4. Tensorflow compatibility for BERT model

The BERT model we build used tensorflow 1.x version where as the default version of tensorflow in google colab is 2.3 and all the other deep learning models including LSTM were built using Tensorflow version 2.x. So there were challenges in integrating all the models together and we had to switch the tensorflow version to 1.x while running the BERT model.

Conclusion

  • The given problem involved classifying the ticket assignments based on the description and short description columns.

  • The data pre-processing was done by removing all the junk characters, translating to english text, removing stop words, tokenization, and Lemmatization.

  • Then bi-grams, tri-grams model and word clouds were built to understand the mapping between language and the ticket groups.

  • Different Machine learning Models such as Logistic Regression, SVC, Decision Tree, Random Forest and Ada Boost Classifier with TFIDF vectorization were built and executed.
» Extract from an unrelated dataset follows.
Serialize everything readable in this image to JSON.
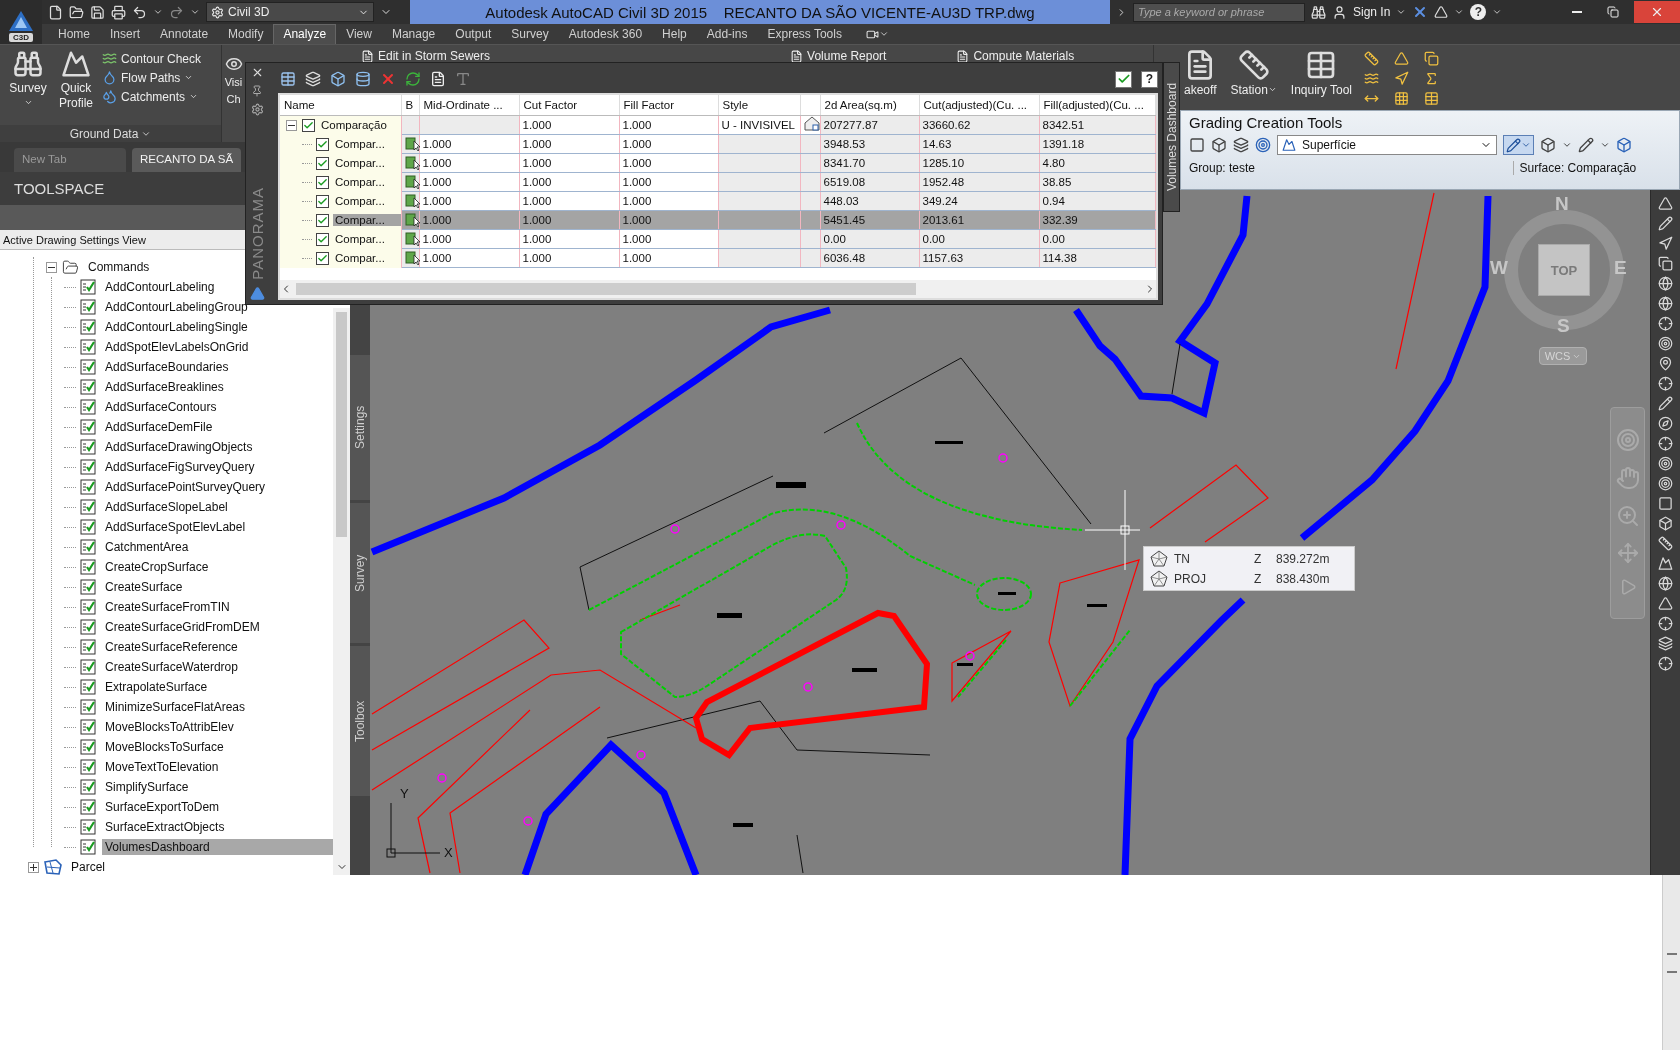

  • Random Forest and Decision Tree Models performed well compared to other Machine learning models.

  • The metrics mainly used for model comparison and evaluation were Accuracy Score, F1 Score. Classification Report and confusion matrix were also generated for all the models.
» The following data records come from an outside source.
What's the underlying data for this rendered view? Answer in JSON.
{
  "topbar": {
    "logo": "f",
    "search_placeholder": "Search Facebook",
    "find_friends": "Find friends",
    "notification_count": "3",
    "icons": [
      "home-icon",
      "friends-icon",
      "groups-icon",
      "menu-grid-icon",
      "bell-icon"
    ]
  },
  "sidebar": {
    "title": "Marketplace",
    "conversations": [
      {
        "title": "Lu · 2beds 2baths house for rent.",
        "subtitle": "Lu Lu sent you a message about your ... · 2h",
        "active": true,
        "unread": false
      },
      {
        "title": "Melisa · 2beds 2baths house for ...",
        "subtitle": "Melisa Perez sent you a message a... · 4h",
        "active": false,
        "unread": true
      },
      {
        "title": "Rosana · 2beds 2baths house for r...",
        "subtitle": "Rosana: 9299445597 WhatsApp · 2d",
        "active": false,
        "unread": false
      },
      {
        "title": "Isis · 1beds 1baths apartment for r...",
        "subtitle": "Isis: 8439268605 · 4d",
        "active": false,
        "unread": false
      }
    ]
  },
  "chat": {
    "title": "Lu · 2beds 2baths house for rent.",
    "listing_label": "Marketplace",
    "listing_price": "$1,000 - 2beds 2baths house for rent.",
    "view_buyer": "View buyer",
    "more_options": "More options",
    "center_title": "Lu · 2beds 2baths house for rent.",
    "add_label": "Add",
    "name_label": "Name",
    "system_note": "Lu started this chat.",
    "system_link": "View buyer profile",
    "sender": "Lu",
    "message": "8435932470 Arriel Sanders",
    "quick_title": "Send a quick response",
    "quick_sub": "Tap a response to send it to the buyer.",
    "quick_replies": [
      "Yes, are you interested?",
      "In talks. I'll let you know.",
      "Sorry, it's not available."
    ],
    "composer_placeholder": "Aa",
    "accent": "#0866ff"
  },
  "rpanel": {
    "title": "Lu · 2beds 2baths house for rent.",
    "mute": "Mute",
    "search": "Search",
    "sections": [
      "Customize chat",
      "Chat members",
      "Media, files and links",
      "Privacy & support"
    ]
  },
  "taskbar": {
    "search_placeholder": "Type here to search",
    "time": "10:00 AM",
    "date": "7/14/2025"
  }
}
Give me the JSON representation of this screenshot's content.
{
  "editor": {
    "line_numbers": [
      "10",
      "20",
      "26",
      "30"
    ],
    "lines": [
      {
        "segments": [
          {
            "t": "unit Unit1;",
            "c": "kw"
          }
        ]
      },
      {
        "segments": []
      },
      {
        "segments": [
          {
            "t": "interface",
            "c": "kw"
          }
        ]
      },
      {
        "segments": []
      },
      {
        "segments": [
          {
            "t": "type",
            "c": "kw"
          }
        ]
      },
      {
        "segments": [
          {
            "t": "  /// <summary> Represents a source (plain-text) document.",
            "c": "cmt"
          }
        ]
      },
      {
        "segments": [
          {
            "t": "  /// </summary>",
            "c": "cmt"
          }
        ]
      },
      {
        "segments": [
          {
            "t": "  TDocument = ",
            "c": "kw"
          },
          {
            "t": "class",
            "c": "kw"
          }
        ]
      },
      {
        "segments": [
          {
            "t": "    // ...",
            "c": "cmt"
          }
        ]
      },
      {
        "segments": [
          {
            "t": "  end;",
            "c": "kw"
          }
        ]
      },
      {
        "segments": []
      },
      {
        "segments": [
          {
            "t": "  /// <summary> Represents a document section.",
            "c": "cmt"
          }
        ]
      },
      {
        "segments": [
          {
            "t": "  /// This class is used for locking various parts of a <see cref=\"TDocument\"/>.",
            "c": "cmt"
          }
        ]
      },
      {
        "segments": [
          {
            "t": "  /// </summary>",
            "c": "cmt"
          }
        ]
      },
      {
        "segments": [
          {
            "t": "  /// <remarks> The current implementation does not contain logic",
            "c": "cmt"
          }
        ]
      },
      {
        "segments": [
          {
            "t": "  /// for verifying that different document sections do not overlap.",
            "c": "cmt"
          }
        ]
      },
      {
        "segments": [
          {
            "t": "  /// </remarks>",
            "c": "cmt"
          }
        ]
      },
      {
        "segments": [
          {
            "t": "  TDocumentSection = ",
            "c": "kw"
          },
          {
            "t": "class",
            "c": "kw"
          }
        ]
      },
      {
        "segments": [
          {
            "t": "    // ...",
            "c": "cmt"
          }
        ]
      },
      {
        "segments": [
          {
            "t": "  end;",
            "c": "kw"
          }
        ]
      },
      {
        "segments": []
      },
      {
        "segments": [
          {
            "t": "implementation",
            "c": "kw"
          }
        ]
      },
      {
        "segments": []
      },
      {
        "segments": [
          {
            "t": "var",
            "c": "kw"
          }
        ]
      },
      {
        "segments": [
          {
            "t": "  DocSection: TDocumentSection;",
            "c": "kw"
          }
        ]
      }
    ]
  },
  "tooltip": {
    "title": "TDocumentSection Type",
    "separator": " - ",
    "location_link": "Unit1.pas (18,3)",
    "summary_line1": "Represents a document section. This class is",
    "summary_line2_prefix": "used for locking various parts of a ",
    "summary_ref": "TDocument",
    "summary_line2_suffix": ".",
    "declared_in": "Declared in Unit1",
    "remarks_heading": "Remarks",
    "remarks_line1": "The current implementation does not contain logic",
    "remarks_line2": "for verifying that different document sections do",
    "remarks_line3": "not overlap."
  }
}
  • Different deep learning algorithms such as Sequential NLP, Simple LSTM, Bidirectional LSTM, RNN and GRU models were also built.

  • The Embeddings used were Word2Vec and GLOVE. Since GLOVE embeddings performed better compared to Word2Vec, GLOVE was predominantly used in most of the models.

  • Hyper parameter tuning was also done for different parameters such as maxlen, embedding size, epochs, batch size, learning rate, etc

  • GRU Model is the best model in deep learning algorithms followed by Bidirectional LSTM with Glove.

  • Also, state of the art models such as ULMFit and BERT were also built and executed.

  • All these algorithms were run on google colabs and the code was developed on Tensorflow Keras libraries.

  • The test results of all these algorithms with their accuracy and F1 scores have been added to a separate dataframe and provided in the notebook. A comparison of all the Models were also done.

  • The accuracy and F1 score of all the models are less than 65%. This is because the given data is highly skewed with GRP_0 data. Accuracy, F1 Score < 65%

  • The Top 3 Performing models were:

    1. ULMFit
    2. GRU
    3. BiDirectional LSTM with Glove 

Future Work (to be done)

1. Data Sampling:

More data about other assignment groups need to be collected and the data needs to be sampled inorder for the algorithms to improve upon the accuracy scores.

2. Two Model Approach for Grp 0 and rest of the groups:

Another approach to tackle the skewness of data is by first running a binary classifier and identify whether the ticket belongs to GRP_0 or not. Once done, another multi-class classifier can be developed to run the model to classify the ticket in rest of the assignment groups.

3. ML Pipeline to automate the Model Buiding:

Further a ML pipeline can also be developed using apache airflow to automate the model building process so that the models can be continuously evaluated for future data.